Summary: A gentle spirit gives the world a taste of the presence of Jesus. As we become as gentle as Jesus, we will treat others like He does.
Rev. Brian Bill
Pastors are not always known for their gentleness because many of us talk too long or preach too loud. On the other hand, people are not always real gentle with pastors either.
I heard about a minister who received a note from an 11-year-old boy that said, “I liked your sermon on Sunday. Especially when it was finished!”
A little girl became restless as the preacher’s sermon dragged on and on. Finally, she leaned over to her mother and whispered, “If we give him the money now, will he let us go?”
Another pastor stood up to preach his first sermon. He was so frightened that he could hardly speak, but he had prepared a good, long message, so he just kept plodding through it. After a few minutes a man yelled from the back of the church, “We can’t HEAR you back here!” The pastor tried to preach louder, but a couple minutes later, the man called out again, “We can’t HEAR you!” The young preacher tried a little harder but now he was really nervous. Finally, the man at the back stood up and shouted, “We can’t hear a thing you’re saying!”

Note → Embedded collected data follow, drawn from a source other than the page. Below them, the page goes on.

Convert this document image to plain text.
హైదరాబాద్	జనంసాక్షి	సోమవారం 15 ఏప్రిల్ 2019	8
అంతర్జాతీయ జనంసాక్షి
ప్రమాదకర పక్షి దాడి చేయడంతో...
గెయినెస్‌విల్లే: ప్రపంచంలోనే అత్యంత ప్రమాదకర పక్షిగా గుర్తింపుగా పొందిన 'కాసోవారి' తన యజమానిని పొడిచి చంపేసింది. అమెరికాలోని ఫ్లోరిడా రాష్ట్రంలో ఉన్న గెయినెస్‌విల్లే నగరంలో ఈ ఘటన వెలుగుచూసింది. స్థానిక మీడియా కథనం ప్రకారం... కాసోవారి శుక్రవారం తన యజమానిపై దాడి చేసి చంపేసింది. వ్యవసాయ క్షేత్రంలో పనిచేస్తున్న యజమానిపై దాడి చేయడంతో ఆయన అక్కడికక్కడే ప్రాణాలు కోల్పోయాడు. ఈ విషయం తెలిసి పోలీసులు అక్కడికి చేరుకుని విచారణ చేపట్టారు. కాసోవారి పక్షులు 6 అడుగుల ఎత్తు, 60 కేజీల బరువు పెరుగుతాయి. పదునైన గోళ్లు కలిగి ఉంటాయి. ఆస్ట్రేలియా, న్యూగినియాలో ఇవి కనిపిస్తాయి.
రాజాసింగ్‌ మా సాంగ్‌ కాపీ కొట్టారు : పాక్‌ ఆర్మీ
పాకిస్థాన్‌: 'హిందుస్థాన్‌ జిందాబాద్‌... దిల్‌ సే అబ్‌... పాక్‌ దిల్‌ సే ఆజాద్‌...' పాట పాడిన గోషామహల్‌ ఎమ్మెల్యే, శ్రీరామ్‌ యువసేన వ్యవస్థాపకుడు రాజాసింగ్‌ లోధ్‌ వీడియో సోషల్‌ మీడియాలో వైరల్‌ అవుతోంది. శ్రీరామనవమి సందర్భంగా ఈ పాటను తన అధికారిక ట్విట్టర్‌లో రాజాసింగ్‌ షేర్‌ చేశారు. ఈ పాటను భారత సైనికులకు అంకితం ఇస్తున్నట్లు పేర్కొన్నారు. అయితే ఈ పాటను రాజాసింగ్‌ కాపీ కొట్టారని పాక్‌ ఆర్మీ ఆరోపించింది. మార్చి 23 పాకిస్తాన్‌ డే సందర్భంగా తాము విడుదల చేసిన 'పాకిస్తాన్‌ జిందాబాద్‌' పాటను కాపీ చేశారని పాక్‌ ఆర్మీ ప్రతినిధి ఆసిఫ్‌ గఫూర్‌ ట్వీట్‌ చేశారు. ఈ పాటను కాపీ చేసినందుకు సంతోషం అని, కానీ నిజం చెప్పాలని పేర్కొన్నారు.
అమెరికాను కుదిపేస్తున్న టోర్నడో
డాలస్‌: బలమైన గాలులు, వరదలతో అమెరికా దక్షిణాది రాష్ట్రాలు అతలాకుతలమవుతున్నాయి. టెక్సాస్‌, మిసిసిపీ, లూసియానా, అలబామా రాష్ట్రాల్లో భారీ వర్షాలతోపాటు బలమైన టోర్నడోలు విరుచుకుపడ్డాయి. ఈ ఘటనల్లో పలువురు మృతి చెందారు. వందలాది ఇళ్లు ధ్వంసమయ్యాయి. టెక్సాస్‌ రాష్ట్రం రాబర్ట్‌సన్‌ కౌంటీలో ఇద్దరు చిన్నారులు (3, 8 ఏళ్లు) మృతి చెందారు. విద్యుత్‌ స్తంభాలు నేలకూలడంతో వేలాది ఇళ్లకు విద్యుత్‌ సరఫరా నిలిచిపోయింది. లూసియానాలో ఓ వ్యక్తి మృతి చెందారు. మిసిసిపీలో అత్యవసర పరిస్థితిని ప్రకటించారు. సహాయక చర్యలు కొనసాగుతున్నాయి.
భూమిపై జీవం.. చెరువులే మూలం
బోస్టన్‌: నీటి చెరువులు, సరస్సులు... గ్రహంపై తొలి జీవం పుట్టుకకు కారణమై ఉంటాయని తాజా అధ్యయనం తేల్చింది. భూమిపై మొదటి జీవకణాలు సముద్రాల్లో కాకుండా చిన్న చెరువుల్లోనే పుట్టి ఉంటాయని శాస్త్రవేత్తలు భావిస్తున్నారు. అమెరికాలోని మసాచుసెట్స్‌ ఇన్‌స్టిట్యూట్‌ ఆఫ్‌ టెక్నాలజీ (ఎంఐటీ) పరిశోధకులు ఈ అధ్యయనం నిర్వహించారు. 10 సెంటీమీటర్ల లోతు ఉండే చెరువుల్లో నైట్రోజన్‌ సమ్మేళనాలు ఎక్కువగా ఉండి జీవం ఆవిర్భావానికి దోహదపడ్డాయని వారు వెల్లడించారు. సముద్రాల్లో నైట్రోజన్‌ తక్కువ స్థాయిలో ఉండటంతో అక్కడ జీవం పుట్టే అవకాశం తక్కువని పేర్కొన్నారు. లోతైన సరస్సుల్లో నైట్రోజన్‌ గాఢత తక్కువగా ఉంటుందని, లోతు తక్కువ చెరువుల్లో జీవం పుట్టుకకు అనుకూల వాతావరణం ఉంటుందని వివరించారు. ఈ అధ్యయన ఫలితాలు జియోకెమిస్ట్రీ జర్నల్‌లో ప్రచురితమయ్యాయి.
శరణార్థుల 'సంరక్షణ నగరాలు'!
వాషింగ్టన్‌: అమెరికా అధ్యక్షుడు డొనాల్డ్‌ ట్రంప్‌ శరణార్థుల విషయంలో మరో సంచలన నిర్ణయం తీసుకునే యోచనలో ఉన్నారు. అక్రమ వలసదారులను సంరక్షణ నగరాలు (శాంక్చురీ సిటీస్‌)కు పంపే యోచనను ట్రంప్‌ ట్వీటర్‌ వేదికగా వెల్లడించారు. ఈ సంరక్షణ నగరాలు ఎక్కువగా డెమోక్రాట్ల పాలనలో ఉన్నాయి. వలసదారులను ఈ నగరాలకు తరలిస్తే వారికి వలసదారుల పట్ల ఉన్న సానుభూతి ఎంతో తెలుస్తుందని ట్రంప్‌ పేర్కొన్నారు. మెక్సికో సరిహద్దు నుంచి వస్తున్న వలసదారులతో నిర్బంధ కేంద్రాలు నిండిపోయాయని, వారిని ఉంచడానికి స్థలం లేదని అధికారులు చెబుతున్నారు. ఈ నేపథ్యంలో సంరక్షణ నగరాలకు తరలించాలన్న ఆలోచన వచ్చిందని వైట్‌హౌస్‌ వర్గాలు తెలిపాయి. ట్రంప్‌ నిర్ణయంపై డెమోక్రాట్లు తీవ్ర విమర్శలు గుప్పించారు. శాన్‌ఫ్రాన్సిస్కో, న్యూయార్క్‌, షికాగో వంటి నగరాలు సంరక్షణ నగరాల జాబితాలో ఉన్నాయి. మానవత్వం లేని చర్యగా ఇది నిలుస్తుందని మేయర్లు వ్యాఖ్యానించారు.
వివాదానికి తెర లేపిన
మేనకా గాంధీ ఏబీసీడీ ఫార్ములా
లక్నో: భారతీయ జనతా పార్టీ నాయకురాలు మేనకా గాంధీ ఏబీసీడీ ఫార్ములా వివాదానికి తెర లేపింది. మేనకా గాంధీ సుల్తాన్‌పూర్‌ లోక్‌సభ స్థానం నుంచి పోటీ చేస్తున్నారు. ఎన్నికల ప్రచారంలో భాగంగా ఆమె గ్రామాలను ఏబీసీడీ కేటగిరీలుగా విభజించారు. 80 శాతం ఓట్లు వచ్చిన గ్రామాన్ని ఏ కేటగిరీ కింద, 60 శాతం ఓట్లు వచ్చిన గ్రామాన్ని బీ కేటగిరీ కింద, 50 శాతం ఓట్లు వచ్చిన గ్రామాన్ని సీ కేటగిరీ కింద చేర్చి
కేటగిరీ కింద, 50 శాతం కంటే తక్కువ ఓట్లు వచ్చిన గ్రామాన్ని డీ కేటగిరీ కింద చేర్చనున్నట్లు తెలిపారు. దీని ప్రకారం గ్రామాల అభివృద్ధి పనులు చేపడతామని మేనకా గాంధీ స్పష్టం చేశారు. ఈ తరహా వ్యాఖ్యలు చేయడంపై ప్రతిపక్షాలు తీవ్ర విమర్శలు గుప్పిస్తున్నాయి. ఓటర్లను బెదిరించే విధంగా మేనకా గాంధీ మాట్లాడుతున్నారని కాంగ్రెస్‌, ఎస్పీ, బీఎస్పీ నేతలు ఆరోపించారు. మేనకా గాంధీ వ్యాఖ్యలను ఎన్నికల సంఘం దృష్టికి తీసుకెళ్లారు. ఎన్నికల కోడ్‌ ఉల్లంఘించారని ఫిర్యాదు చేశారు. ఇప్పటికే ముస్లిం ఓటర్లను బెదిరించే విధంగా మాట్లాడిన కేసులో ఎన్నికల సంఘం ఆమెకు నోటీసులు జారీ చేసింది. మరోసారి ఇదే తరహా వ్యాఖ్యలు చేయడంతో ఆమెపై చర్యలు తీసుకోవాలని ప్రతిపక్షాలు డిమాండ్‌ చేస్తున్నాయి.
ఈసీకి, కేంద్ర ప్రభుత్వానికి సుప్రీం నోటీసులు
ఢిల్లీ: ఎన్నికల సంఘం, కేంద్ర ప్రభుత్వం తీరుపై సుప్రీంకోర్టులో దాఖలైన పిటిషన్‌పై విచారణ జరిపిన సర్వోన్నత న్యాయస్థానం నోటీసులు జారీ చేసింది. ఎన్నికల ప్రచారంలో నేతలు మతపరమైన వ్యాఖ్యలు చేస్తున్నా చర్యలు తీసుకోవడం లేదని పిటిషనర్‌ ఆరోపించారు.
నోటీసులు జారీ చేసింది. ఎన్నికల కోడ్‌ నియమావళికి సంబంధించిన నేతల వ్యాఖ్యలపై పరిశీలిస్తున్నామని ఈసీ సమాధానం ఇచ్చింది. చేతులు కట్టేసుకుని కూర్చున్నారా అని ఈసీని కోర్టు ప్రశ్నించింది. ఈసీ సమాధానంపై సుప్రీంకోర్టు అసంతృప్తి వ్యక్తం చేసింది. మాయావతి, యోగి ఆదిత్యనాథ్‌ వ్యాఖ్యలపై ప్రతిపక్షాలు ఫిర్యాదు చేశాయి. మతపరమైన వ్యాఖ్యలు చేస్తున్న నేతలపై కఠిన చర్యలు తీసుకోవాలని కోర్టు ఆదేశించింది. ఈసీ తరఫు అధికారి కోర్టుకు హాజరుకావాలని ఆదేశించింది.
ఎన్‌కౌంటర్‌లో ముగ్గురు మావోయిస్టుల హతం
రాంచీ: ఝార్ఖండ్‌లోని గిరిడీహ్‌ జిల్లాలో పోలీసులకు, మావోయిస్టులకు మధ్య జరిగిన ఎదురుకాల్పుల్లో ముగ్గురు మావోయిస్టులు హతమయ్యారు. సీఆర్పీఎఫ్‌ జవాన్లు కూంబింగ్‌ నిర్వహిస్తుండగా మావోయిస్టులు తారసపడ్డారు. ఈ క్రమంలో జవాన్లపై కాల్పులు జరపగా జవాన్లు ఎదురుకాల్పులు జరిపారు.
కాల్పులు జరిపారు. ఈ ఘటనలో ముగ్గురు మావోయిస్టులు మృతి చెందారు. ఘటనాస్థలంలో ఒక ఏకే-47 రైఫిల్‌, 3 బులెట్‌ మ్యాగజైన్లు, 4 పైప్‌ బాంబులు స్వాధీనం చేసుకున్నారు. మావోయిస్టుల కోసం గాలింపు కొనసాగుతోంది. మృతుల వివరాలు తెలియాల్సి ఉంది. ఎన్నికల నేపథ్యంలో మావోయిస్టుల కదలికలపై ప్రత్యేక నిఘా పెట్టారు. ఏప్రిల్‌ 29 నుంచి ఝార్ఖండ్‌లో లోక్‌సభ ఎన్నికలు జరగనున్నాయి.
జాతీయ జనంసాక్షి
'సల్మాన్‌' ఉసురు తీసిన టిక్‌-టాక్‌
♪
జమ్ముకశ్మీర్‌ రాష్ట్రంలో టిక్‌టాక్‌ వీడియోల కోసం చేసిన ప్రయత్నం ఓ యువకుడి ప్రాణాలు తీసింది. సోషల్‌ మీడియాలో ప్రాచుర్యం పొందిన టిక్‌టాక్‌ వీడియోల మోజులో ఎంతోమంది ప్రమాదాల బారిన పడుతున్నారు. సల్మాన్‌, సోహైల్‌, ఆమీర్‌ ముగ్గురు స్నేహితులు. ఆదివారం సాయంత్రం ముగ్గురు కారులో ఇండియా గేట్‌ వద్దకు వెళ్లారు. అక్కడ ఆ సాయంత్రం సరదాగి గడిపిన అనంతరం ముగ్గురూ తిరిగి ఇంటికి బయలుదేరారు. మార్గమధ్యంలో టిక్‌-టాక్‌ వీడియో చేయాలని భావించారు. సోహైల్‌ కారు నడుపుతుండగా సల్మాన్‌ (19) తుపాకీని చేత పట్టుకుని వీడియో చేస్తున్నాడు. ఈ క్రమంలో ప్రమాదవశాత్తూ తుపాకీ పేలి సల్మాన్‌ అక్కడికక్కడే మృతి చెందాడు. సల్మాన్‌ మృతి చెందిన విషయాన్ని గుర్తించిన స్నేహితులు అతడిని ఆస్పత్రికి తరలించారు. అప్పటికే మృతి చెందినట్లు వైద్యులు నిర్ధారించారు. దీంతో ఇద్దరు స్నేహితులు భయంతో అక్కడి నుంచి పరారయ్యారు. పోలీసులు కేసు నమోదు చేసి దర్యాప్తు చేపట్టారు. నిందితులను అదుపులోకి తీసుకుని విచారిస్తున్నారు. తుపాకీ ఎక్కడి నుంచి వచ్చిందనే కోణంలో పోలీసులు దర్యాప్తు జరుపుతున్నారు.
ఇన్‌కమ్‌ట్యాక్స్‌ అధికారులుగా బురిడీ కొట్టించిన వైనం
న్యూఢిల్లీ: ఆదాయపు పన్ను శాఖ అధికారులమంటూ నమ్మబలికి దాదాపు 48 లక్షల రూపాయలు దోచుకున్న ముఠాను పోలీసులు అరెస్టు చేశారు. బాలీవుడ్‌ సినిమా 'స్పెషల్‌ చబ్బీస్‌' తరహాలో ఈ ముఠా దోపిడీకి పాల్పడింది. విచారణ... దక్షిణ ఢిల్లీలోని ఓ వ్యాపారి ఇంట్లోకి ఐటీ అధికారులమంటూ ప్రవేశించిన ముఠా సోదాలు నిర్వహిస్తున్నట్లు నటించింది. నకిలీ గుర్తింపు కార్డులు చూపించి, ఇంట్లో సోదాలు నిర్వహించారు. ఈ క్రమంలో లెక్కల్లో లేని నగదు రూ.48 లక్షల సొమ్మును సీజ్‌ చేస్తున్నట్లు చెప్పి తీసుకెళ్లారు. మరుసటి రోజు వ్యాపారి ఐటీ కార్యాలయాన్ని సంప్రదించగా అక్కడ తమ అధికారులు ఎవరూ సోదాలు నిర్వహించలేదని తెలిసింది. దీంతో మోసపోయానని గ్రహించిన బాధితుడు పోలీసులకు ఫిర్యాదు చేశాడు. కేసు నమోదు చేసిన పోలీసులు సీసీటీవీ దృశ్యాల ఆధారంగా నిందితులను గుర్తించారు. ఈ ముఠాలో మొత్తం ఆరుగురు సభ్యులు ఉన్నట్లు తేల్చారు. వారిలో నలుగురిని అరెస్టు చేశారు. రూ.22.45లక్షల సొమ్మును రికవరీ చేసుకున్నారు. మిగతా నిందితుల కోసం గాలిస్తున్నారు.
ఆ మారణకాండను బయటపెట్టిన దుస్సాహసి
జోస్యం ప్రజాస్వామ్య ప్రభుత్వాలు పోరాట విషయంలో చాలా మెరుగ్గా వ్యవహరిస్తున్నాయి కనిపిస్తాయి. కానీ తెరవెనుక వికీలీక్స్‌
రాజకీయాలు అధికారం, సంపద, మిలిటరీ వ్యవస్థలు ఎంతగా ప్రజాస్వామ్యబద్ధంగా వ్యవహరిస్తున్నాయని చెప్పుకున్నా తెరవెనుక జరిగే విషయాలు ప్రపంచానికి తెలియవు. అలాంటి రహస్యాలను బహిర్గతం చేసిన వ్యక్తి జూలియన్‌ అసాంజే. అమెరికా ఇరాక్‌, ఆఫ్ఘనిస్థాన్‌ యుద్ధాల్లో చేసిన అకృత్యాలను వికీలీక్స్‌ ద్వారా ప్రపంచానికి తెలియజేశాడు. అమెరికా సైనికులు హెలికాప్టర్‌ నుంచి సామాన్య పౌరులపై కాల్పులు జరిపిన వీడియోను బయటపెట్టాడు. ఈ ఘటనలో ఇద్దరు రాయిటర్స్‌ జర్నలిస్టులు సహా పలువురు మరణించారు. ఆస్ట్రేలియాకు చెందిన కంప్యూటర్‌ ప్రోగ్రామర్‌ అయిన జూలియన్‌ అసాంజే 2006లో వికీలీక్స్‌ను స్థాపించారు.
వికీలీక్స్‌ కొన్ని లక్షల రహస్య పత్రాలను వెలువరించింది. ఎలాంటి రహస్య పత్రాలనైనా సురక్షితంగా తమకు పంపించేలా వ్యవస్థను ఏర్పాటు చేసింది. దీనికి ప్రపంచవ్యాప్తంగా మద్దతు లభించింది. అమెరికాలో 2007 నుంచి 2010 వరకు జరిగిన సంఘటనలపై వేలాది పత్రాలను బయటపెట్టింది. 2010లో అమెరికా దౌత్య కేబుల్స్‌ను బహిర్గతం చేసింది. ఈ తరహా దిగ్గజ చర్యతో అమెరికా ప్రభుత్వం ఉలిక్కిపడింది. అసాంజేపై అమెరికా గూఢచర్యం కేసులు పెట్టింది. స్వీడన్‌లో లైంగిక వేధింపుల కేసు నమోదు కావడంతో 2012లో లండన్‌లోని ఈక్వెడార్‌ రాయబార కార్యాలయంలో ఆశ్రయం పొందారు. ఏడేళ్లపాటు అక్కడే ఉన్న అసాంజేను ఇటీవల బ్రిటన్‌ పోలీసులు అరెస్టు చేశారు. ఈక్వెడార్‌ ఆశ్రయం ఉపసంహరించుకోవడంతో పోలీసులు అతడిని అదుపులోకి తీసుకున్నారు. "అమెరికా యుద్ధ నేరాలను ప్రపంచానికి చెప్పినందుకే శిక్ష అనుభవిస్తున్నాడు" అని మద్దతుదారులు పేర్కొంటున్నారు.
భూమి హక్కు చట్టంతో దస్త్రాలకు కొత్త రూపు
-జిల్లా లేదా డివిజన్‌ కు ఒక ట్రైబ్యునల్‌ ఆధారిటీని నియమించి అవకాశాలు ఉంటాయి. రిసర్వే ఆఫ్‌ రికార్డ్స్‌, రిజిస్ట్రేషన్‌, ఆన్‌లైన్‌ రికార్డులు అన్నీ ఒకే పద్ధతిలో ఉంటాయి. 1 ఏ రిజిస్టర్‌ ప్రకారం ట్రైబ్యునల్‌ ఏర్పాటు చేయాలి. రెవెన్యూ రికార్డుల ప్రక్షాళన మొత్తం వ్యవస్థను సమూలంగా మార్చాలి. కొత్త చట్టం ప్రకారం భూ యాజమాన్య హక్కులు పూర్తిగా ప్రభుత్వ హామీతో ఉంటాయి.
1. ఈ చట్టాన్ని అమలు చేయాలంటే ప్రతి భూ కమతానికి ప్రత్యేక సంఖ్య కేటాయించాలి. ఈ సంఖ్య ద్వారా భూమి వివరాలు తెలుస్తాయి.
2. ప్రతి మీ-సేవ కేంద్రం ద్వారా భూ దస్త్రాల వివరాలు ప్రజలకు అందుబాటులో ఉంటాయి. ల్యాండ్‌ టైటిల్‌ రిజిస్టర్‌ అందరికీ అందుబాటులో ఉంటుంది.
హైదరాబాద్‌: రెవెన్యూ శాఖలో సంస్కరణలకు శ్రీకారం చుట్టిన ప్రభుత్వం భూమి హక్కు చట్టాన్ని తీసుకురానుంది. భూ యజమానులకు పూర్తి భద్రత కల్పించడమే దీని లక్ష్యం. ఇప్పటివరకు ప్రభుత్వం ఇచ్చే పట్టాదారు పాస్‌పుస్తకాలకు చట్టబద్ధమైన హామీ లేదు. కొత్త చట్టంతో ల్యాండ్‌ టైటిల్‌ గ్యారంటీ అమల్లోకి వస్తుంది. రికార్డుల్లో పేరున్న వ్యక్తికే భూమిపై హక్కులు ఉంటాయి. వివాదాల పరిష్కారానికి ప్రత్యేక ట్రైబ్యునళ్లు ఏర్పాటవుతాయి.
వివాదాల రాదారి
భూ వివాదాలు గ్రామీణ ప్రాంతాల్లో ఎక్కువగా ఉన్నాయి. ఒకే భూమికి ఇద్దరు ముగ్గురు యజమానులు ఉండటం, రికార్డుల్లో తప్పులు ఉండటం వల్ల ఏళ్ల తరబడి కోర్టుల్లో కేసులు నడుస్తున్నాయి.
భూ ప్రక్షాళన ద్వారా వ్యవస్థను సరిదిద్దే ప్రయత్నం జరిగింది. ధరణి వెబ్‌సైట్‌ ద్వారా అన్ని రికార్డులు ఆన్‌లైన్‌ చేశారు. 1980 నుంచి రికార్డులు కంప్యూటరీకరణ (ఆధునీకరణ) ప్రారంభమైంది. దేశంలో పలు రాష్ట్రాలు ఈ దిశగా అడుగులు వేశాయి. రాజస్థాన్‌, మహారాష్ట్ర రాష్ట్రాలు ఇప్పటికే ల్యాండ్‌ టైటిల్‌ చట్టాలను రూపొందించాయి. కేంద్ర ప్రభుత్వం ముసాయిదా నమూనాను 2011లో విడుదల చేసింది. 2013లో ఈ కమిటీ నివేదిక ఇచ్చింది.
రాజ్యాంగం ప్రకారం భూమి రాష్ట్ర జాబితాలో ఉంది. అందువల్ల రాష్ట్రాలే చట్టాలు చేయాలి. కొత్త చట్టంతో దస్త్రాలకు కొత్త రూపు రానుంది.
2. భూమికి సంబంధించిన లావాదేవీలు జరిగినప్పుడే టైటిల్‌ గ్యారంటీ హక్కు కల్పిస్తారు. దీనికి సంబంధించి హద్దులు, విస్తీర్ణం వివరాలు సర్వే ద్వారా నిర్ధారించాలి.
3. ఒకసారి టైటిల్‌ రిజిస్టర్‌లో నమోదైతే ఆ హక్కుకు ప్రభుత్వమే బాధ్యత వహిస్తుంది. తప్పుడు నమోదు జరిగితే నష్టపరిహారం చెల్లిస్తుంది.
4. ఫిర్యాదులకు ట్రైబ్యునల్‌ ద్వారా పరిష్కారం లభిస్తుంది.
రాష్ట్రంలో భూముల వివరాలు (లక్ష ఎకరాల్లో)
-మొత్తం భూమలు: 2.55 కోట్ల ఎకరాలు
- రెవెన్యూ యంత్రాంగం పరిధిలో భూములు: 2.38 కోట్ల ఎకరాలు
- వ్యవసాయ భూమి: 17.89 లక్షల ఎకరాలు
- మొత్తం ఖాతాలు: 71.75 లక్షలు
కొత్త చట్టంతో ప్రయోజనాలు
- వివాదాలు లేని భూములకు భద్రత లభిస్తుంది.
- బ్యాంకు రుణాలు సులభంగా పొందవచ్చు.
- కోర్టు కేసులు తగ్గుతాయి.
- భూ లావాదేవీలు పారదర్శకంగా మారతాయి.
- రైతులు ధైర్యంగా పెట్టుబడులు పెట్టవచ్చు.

Just then another man in the front row stood up, turned around and said, “What are you COMPLAINING about? Just sit down and be thankful, or at least let me change places with you!”
As we come to the 8th defining characteristic of the Christ-life, we have to admit that gentleness is another description that is not very common among believers. It’s more like an exotic fruit that’s hard to find. We’ve heard about it, but don’t see much of it. But when we do, it emits an attractive fragrance that points people to Jesus.
Before we focus on the fruit of gentleness, let’s review some of the things we’ve been learning in our “Developing Your Character” series.
1. We cannot create fruit on our own. Galatians 5:17 reminds us that the sinful nature and the Spirit desire contrary things. The Fruit of the Spirit can only come from the Spirit of God. Fruit is not something we do; it’s what we display. Our responsibility is clear from Galatians 5:25: “Since we live by the Spirit, let us keep in step with the Spirit.” I hope you haven’t left here each Sunday thinking that you just need to “try harder.” The key is not to work but to worship, not to try more but to trust more.
2. The Fruit of the Spirit is a package deal. Galatians 5:22 uses the singular “fruit” and not “fruits.” It’s not a ‘pick and choose’ list like a buffet table to browse through. It’s a full-meal deal.
3. The focus is on Christian character. As we’ve said before, it’s important to distinguish between the gift of the Spirit which happens at salvation; the gifts of the Spirit, which have to do with service; and the graces of the Spirit, which relate to Christian character. Building Christian character must take precedence over displaying special abilities.
4. The fruit must be displayed both individually and collectively. We’re not given the Fruit of the Spirit just so some individuals can be more faithful or more gentle. If the church is to be the community God desires it to be, then these nine virtues should also work in our lives corporately as the body of Christ.
5. Not all fruit ripens at the same time. As we submit and surrender to the Spirit, keeping in step with Him, He will bring to maturity each of these Christ-like qualities, but some may take a little longer to become fully grown.
6. The Fruit of the Spirit should be the result of living the normal Christian life. These character traits are not meant to be the exception for believers but rather the norm!
7. Bearing fruit is a both a gift and a task. There’s a paradox in living for Christ, isn’t there? Fruit is always a gift, but it still requires some work on our part. We’ve been given the Fruit of the Spirit and yet we’re reminded in Galatians 5:16 to “live by the Spirit.” It’s ours, but we have to appropriate that which He has given us.
As has been our practice each week, let’s read Galatians 5:22-23 together: “But the fruit of the Spirit is love, joy, peace, patience, kindness, goodness, faithfulness, gentleness and self-control…”
Most of us think that we understand what gentleness is all about. The dictionary defines it as being considerate, mild and soft. When we think of meek, we often think of weak. The biblical definition is much richer.
The Greek language, in which the New Testament was originally written, was extremely precise and expressive. When the Greeks developed a word, they not only gave it a careful definition, they almost always illustrated it. Their definition of gentleness was “power under control,” and they described it with a picture of a very powerful horse that had been tamed. Gentleness is like a wild animal with its power in check.